National Weather Service United States Department of Commerce


Saturday, October 26, 2019 began with the western two-thirds of Middle Tennessee under a Wind Advisory. A tightening pressure gradient, due to an approaching low pressure system (remnants of Tropical Storm Olga), produced wind gusts of 40+ mph in many locations. As the remnant tropical low approached from the south, reports of widespread wind damage were arriving out of north Mississippi and western Tennessee. Near the center of low pressure, a localized area of intense winds around 5 to 10 miles wide developed.
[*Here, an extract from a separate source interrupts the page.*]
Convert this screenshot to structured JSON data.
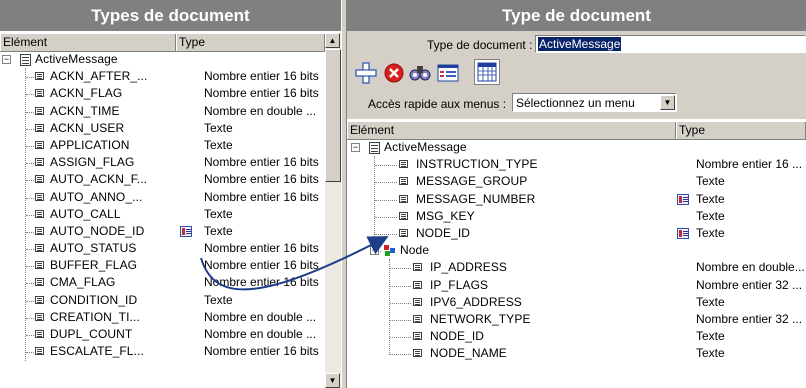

These winds were not run-of-the-mill, thunderstorm-caused severe wind gusts, but hurricane-like severe winds driven by pressure falls near the center of former Tropical Storm Olga, and were accompanied by only light to moderate rain with no lightning or thunder.

By 2:30 PM CDT, video footage of tractor trailers blown over on I-40 E was rolling in. That footage helped to verify a strong wind core, as seen by KHPX and KOHX, racing northeast into western Middle Tennessee. This prompted a severe thunderstorm warning (for winds est. 70 mph) for Humphreys, Dickson, Houston, Stewart, and Montgomery counties. Though winds of 100+ mph were being sampled by the HPX radar site around 2,000-3,500 feet, it is believed that these speeds did not reach the surface. Regardless, severe winds estimated between 70 and 90 mph did reach ground level and produced widespread damage across western Middle Tennessee. For example, portions of the Clarksville Airport and Clarksville Speedway were affected and over 40,000+ power outages occurred in and around Clarksville alone. Other locations from northwest Perry County across central Humphreys County, eastern Houston County, and western Montgomery County experienced widespread downed trees and power lines, along with some minor structural damage to homes and a few house fires. Many residents were without power for 1 to 2 weeks.

This event goes to show that high winds, whether they are from a thunderstorm or an area of low pressure, can produce impressive damage regardless of how it was actually generated.